Par principe, la preuve de la mauvaise foi incombe à celui qui l’invoque, et doit être rapportée au juge afin de pouvoir emporter son intime conviction.
En l’espèce, la débitrice n’a pas écrit au Tribunal en amont de l’audience et n’a pas comparu afin de venir actualiser sa situation financière, l’accusé de réception de sa lettre de convocation étant retourné au tribunal avec la mention « destinataire inconnu à l’adresse ». La créancière indique que la débitrice a quitté les lieux le 29 septembre 2025. Toutefois, cette dernière n’a pas communiqué sa nouvelle adresse au greffe du Tribunal, ce qui démontre son inertie dans la procédure.
En outre, la créancière soulève la mauvaise foi de la débitrice au motif que cette dernière a cessé de payer l’indemnité d’occupation depuis l’ordonnance de référé rendue en date du 14 janvier 2025, soit 600,00 euros sur 10 mois.
En effet, il est patent que par ordonnance de référé rendue le 14 janvier 2025, le Tribunal judiciaire de [G] a constaté la validité du congé pour vente délivré le 16 janvier 2024, ordonné l’expulsion de la débitrice et l’a condamnée au paiement d’une indemnité provisionnelle d’occupation égale au montant du dernier loyer augmenté des charges, à compter du 16 mars 2024 et ce jusqu’à libération effective des lieux. Un arrêt rendu par la Cour d’appel d’AIX-EN-PROVENCE en date du 18 décembre 2025 a confirmé ladite ordonnance. Or, il n’est pas contesté que la débitrice ne s’est pas acquittée de l’indemnité d’occupation, la dette s’élevant à la somme de 6 339,00 euros selon l’état des créances établi par la commission de surendettement en date du 25 septembre 2025.
En outre, la situation sociale et professionnelle de la débitrice telle qu’elle apparaît sur l’état descriptif n’explique pas ce défaut de paiement.
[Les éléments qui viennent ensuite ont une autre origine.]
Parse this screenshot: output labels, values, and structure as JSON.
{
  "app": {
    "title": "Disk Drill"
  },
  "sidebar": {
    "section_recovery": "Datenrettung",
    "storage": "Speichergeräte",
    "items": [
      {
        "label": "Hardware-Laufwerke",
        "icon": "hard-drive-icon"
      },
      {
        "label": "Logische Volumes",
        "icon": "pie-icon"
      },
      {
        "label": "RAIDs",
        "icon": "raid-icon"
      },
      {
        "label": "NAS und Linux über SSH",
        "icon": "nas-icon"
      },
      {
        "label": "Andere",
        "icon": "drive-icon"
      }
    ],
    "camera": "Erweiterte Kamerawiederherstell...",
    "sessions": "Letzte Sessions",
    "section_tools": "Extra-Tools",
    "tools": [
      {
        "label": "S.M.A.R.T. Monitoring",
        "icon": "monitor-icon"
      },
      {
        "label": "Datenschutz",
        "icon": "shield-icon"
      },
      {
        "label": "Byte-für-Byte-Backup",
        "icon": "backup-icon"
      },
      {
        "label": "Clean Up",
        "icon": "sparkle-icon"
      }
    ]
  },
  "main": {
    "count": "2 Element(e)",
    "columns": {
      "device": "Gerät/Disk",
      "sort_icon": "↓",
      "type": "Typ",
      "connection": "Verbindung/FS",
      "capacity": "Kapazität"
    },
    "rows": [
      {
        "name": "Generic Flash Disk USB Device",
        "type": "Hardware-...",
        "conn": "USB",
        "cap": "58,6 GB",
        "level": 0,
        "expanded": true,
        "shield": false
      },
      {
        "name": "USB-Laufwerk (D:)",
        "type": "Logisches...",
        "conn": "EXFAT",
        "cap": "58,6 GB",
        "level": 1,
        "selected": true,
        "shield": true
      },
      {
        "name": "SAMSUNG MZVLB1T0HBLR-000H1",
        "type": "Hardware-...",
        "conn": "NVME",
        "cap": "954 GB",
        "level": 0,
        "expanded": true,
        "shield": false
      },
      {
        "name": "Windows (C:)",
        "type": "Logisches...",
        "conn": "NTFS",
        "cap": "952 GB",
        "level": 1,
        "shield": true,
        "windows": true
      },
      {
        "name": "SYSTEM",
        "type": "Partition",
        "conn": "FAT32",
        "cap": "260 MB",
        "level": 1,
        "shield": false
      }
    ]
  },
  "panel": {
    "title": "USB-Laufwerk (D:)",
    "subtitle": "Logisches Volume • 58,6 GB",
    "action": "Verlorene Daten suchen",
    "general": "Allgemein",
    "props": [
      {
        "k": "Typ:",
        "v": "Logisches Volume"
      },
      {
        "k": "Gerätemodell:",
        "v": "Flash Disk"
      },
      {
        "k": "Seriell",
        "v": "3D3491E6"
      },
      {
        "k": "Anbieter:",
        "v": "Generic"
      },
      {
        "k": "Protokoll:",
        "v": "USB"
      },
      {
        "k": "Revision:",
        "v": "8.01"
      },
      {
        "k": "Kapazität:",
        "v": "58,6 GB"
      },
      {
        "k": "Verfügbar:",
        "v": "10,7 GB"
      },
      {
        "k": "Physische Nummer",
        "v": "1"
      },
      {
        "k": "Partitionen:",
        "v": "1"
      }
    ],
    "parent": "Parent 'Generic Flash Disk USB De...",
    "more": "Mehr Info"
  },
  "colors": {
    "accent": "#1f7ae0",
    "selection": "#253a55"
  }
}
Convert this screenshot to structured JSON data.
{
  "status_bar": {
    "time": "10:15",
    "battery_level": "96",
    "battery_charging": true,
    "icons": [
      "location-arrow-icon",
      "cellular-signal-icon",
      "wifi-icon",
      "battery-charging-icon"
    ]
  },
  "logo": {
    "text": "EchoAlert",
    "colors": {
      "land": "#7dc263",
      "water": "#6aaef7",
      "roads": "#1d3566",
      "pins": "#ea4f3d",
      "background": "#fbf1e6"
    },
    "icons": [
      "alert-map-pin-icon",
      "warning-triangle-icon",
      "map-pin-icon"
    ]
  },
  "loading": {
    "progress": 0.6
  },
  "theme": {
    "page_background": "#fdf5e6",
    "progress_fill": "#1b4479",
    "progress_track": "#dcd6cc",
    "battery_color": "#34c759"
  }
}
En effet, cette dernière est salariée en CDD en tant qu’agent d’entretien et perçoit des ressources mensuelles de l’ordre de 1 797,00 euros, contre un loyer de 600,00 par mois.
Par ailleurs, nous constatons à la lecture du procès-verbal de reprise dressé par commissaire de justice versé aux débats par la créancière que la débitrice a quitté le logement le 29 septembre 2025 en le laissant dans un état déplorable de saleté et de dégradations.
De surcroît, la créancière justifie également de troubles de voisinage causés par la débitrice pendant son occupation sans droit ni titre (conciliation du 1er septembre 2025 pour entreposage de matériels d’équipement divers et déjections canines laissées par le chien de la débitrice).
Il s’évince de ces éléments que nous ne pouvons pas nous convaincre de la bonne foi de la débitrice qui, de par son inertie dans la procédure et dans le paiement des indemnités d’occupation dues et les dégradations locatives et troubles de voisinage commis, ne démontre pas pouvoir bénéficier de la procédure de surendettement des particuliers.
Par conséquent, l’absence de bonne foi oblige à déclarer Madame [I] [K] irrecevable à la procédure de surendettement des particuliers.
Les dépens resteront à la charge de l’État.
PAR CES MOTIFS
Statuant par jugement mis à disposition au greffe, réputé contradictoire, exécutoire de plein droit et en premier ressort,
DECLARE le recours de Madame [P] [Q] recevable et y fait droit ;
INFIRME la décision de la commission de surendettement des particuliers du Var adoptant des mesures imposées au bénéfice de Madame [I] [K] en date du 30 juillet 2025 ;
DECLARE Madame [I] [K] irrecevable à la procédure de surendettement des particuliers sans qu’il soit besoin de renvoyer le dossier à la commission de surendettement des particuliers du Var ;
RAPPELLE que la présente décision est exécutoire de plein droit ;
DIT que les dépens resteront à la charge de l’État ;
REJETTE les autres demandes ;
DIT que la présente décision sera notifiée à la débitrice et aux créanciers par lettre recommandée avec accusé de réception et communiquée à la commission de surendettement des particuliers du Var.